|Miss Pickerell and the Geiger Counter (Miss Pickerell #2)
|McGraw-Hill Book Company
|adventure, children, fiction
Miss Pickerell is a Mary Poppins type who likes peppermint candy, her two nephews, nuclear physics and her Jersey cow. She is also energetic and curious and friendly. The result of stirring these and a few other ingredients is that the cow becomes radioactive, and Miss Pickerell, with the help of a Geiger Counter belonging to a redheaded sheriff who has the measles, finds a rich lode of uranium and gets a $10,000 award from the Atomic Energy Commission, which she uses to set up a scholarship fund for the sheriff, who always wanted to be a scientist. The story as Miss MacGregor tells it is impeccably logical and more cheerful than most atomic energy stories.
review by James R. Newman, Dec 1953 © 1953 SCIENTIFIC AMERICAN, INC. [Suggest a different description.]
Author Bio for MacGregor, Ellen
Ellen MacGregor (May 15, 1906 – March 29, 1954) was an American children's writer. She is known best for the Miss Pickerell series of children's novels.
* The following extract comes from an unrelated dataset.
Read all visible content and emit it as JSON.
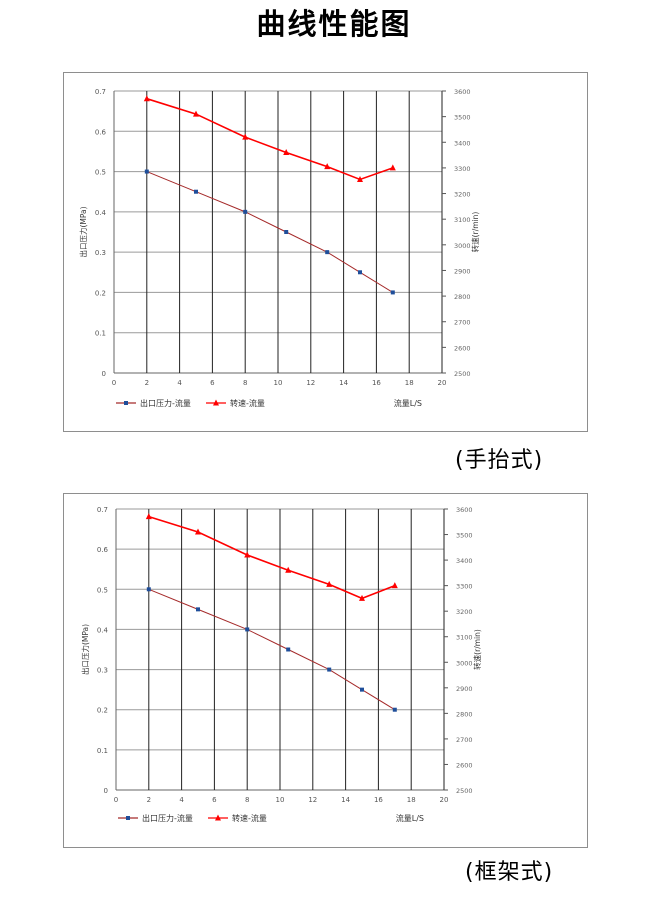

MacGregor began to write for publication in 1946. A story that she submitted at that time for a class at the Midwestern Writers Conference was later published as the book Tommy and the Telephone. The first appearance of Miss Pickerell, her famous and quirky major character was in the short story "Swept her into Space", published in Liberty during 1950. She expanded it to book length, published in 1951 as Miss Pickerell Goes to Mars, a science fiction novel for children. MacGregor's goal was to provide fantasy literature with correct (for the time) scientific facts that would appeal to children. Miss Pickerell was well received by critics, such as Virginia Kirkus, who wrote: "A lively novelty. Fact and fancy in a new venture for this age group." It was also released as the initial selection of the new Weekly Reader Children's Book Club. Three other Miss Pickerell adventures followed before MacGregor's early death.
Besides these books, many of MacGregor's stories appeared in magazines of that period, such as Story World, The Instructor, and Christian Home.